Steve Greene, pastor at The Point in Seymour, said his church is doing its best to navigate the challenges in a way they believe is Christlike and God-honoring.
“COVID-19 has taught us many things. We have all learned to value the things that really matter in our lives. God has used this pandemic in some significant ways,” Greene said. “My hope is that we will hold tightly to the lessons we have learned and to the things he has shown us through this experience.”
As society emerges from the health crisis, Greene said people must exercise wisdom as decisions are made that affect everyone’s lives and health.
“Some will think that the government or the church is opening too soon.
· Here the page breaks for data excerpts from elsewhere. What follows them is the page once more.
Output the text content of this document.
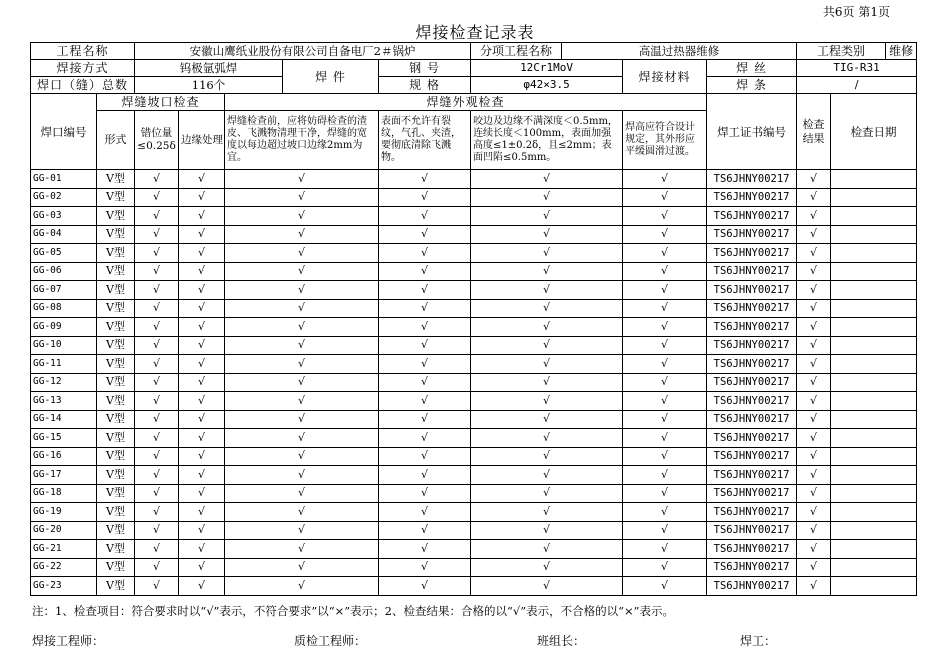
共6页 第1页
焊接检查记录表
工程名称		安徽山鹰纸业股份有限公司自备电厂2＃锅炉					分项工程名称 高温过热器维修			工程类别 维修	

焊接方式		钨极氩弧焊			焊 件	钢 号	12Cr1MoV	焊接材料	焊 丝	TIG-R31	
焊口（缝）总数		116个				规 格	φ42×3.5		焊 条	/	
焊口编号	焊缝坡口检查			焊缝外观检查					焊工证书编号	检查结果	检查日期
	形式	错位量≤0.25δ	边缘处理	焊缝检查前，应将妨碍检查的渣皮、飞溅物清理干净，焊缝的宽度以每边超过坡口边缘2mm为宜。		表面不允许有裂纹，气孔、夹渣，要彻底清除飞溅物。	咬边及边缘不满深度＜0.5mm，连续长度＜100mm，表面加强高度≤1±0.2δ，且≤2mm；表面凹陷≤0.5mm。	焊高应符合设计规定，其外形应平缓圆滑过渡。			
GG-01	V型	√	√	√		√	√	√	TS6JHNY00217	√	
GG-02	V型	√	√	√		√	√	√	TS6JHNY00217	√	
GG-03	V型	√	√	√		√	√	√	TS6JHNY00217	√	
GG-04	V型	√	√	√		√	√	√	TS6JHNY00217	√	
GG-05	V型	√	√	√		√	√	√	TS6JHNY00217	√	
GG-06	V型	√	√	√		√	√	√	TS6JHNY00217	√	
GG-07	V型	√	√	√		√	√	√	TS6JHNY00217	√	
GG-08	V型	√	√	√		√	√	√	TS6JHNY00217	√	
GG-09	V型	√	√	√		√	√	√	TS6JHNY00217	√	
GG-10	V型	√	√	√		√	√	√	TS6JHNY00217	√	
GG-11	V型	√	√	√		√	√	√	TS6JHNY00217	√	
GG-12	V型	√	√	√		√	√	√	TS6JHNY00217	√	
GG-13	V型	√	√	√		√	√	√	TS6JHNY00217	√	
GG-14	V型	√	√	√		√	√	√	TS6JHNY00217	√	
GG-15	V型	√	√	√		√	√	√	TS6JHNY00217	√	
GG-16	V型	√	√	√		√	√	√	TS6JHNY00217	√	
GG-17	V型	√	√	√		√	√	√	TS6JHNY00217	√	
GG-18	V型	√	√	√		√	√	√	TS6JHNY00217	√	
GG-19	V型	√	√	√		√	√	√	TS6JHNY00217	√	
GG-20	V型	√	√	√		√	√	√	TS6JHNY00217	√	
GG-21	V型	√	√	√		√	√	√	TS6JHNY00217	√	
GG-22	V型	√	√	√		√	√	√	TS6JHNY00217	√	
GG-23	V型	√	√	√		√	√	√	TS6JHNY00217	√	
注：1、检查项目：符合要求时以“√”表示，不符合要求”以“×”表示；2、检查结果：合格的以“√”表示，不合格的以“×”表示。
焊接工程师：	质检工程师：	班组长：	焊工：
To those, I would urge you to continue to shelter in place and pray for and check in on those who are most vulnerable,” he said. “If you are a part of the vulnerable among us, please continue to stay home.”
The Point plans to reopen for two morning worship services June 7. Service times will remain at 9:30 and 11 a.m.
Services will continue to be livestreamed for those not quite ready to return to an on-site worship experience.
“There are many aspects of our service that will be different as we begin to emerge from this health crisis,” Greene said. “We have removed well over half of the chairs in the worship center in order to allow for social distancing.”
As a result, those wishing to attend a service will need to go to the church website starting June 1 and reserve seats for the service they will be attending the following Sunday. Also, there will not be kids programming on Sunday mornings yet, but there are some exciting plans for these areas over the summer months, Greene said.
“The past few weeks have been some of the most unusual and unexpected days of my life and ministry,” he said. “While none of us would have chosen to go through this, I believe God has used it, and he is using it.”
Greene said the reach of the church has been extended, as God is bringing church to people who would have never attended otherwise, and decisions have been made for Christ. Plus, people are reading their Bibles and entering into spiritual conversations.
“Our entire team has stepped up to do whatever they had to do to be able to connect with children, students and adults, and we are blessed to have such a dedicated team who is so committed to serving the Lord together at this time and place,” Greene said. “I want to say again how much I love our entire church family. I can’t wait to see you again.”